Il gèle à pierre fendre ce soir. La neige couvre de sa plus belle fourrure notre campagne. D’ habitude, à cette date, je déambule gaiement dans les magasins à la recherche de décorations et cadeaux pour Noël. Cette année, c’est très différent : le temps me manque et l’ envie n’y est pas… enfin, en tout cas, pour l’instant.

Les puces sont au lit, Audric n’ est pas encore rentré du boulot. Aujourd’hui, il est censé revenir directement à la maison en zappant la case soins palliatifs où son père est désormais hospitalisé. Mais avec cette météo, rien n’ est moins sûr… Qu’est- ce qui peut l' être d’ailleurs, à bien y réfléchir ?

Ah, le voilà enfin ! Je m’ en doutais, la voiture est en rade sur le bord du chemin … Il a donc parcouru les dix derniers kilomètres à pied. Ses oreilles sont glacées. J’ai à peine le temps de le réchauffer que le téléphone sonne. Je prends l’appel, c’est Yves.

Désorienté depuis quelque temps, il semble avoir retrouvé tous ses esprits. Il demande à nous parler à tous. J’ hésite un bref instant puis je vais réveiller Lydie doucement. Encore ensommeillée, elle écoute malgré tout attentivement ses nombreuses recommandations sur divers sujets et notamment l’école.

Lorsque arrive mon tour, il s’ adresse à moi en me nommant Aline puis mentionne le fait qu’ il se sent bizarre. Je lui conseille de biper l’infirmière et lui souhaite une bonne nuit. Je confie à mon conjoint mes funestes impressions, il m’ envoie poliment sur les roses. Je reste néanmoins persuadée que son papa vient de nous présenter ses adieux…

01. 12. 2020

Et zut ! Je me réveille en retard. Vite ! Vite ! Je dois préparer Lydie. J’ avale un café à la hâte, j’ enfile mon jean, mes baskets et hop , go to school ! En fermant la porte, j’ entends Audric discuter. Ce sont sûrement des nouvelles du garagiste. Oh, tant pis ! Je démarre, pas le temps d’ y prêter attention... Je suis décidément trop à la bourre.

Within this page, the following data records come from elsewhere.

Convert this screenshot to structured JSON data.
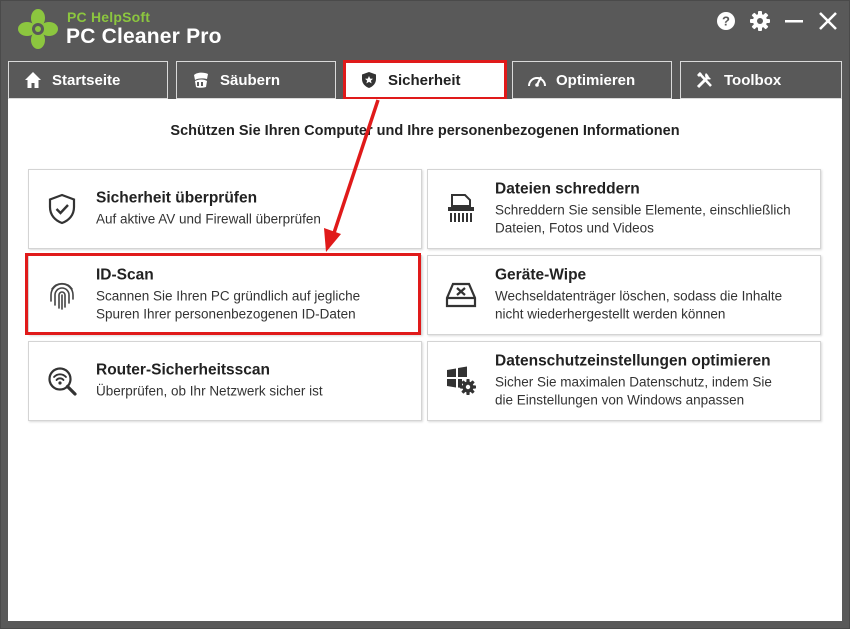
{
  "app": {
    "brand_small": "PC HelpSoft",
    "brand_name": "PC Cleaner Pro",
    "logo_icon": "clover-leaf-logo",
    "accent_color": "#8cc63f",
    "highlight_color": "#e01a1a"
  },
  "window_controls": [
    {
      "name": "help-icon"
    },
    {
      "name": "settings-gear-icon"
    },
    {
      "name": "minimize-icon"
    },
    {
      "name": "close-icon"
    }
  ],
  "tabs": [
    {
      "label": "Startseite",
      "icon": "home-icon",
      "active": false
    },
    {
      "label": "Säubern",
      "icon": "broom-icon",
      "active": false
    },
    {
      "label": "Sicherheit",
      "icon": "shield-icon",
      "active": true
    },
    {
      "label": "Optimieren",
      "icon": "speedometer-icon",
      "active": false
    },
    {
      "label": "Toolbox",
      "icon": "tools-icon",
      "active": false
    }
  ],
  "main": {
    "heading": "Schützen Sie Ihren Computer und Ihre personenbezogenen Informationen",
    "cards": [
      {
        "title": "Sicherheit überprüfen",
        "line1": "Auf aktive AV und Firewall überprüfen",
        "line2": "",
        "icon": "shield-check-icon"
      },
      {
        "title": "Dateien schreddern",
        "line1": "Schreddern Sie sensible Elemente, einschließlich",
        "line2": "Dateien, Fotos und Videos",
        "icon": "shredder-icon"
      },
      {
        "title": "ID-Scan",
        "line1": "Scannen Sie Ihren PC gründlich auf jegliche",
        "line2": "Spuren Ihrer personenbezogenen ID-Daten",
        "icon": "fingerprint-icon"
      },
      {
        "title": "Geräte-Wipe",
        "line1": "Wechseldatenträger löschen, sodass die Inhalte",
        "line2": "nicht wiederhergestellt werden können",
        "icon": "drive-wipe-icon"
      },
      {
        "title": "Router-Sicherheitsscan",
        "line1": "Überprüfen, ob Ihr Netzwerk sicher ist",
        "line2": "",
        "icon": "wifi-search-icon"
      },
      {
        "title": "Datenschutzeinstellungen optimieren",
        "line1": "Sicher Sie maximalen Datenschutz, indem Sie",
        "line2": "die Einstellungen von Windows anpassen",
        "icon": "windows-gear-icon"
      }
    ]
  }
}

Ma puce est resplendissante... Comme elle a grandi ces derniers mois ! Sa petite main agrippée à la mienne, nous marchons côte à côte, papotons avec entrain. Elle s’ enthousiasme déjà de la venue prochaine du grand Saint- Nicolas à l’ école, montre son empressement à l’ idée de découvrir ses futurs cadeaux à la maison. Je l’ admire la larme au coin de l’ oeil : je ne remercierai jamais assez le Ciel pour m’ avoir permis de donner la vie. J’ évolue chaque jour aux côtés de mes filles, je leur suis tellement reconnaissante d’ Etre…

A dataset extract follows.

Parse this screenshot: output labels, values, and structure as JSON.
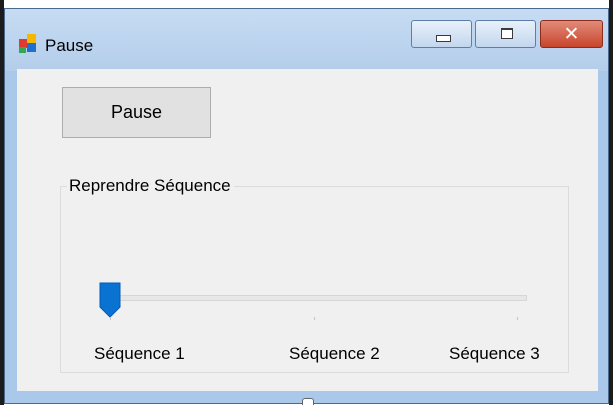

Perdue dans mes rêves, la main sur la clinche de la porte, je beugue : « Tiens, je ne me suis pas rendue compte du trajet retour... »

Mon conjoint se dirige vers moi me déclarant placidement :

  • « C’est avec l’ infirmière en chef que je parlais tantôt.

  • Ha, quelles sont les nouvelles ?

  • Il est mort cette nuit d’une embolie pulmonaire. »

Interloquée par son stoïcisme, j’ hésite tout d’abord avant de continuer :

  • « Heu… ( silence)… Mes condoléances… Je ne sais que te dire d’autre. »

Agacé, il me rétorque :

  • « Tu peux te réjouir maintenant qu’ il est crevé, il ne t’ emmerdera plus ! »

Profondément choquée par ses propos, je lui balance dans la figure :

  • « Cela ne va pas, non ?! T’ es fou ou quoi ? Bien que je ne sois pas assaillie par le chagrin, même si à la limite ça ne me fait ni chaud ni froid, je ne souhaitais pas sa mort ! Cela s’ appelle simplement du respect… pour toi et nos puces ! »

Sur un ton glacial, il enchaîne :

  • « Il faut que je conduise un de ses costumes à la morgue pour sa toilette mortuaire. Je vais passer chez lui pour dégoter ça. A plus tard. »

Je me contente d’ acquiescer de la tête, mieux vaut éviter une nouvelle dispute. Son comportement me rend dingue… Je brillerai donc par mon absence à l’enterrement : je préfère de loin louvoyer avec humilité que de vouvoyer par dédain.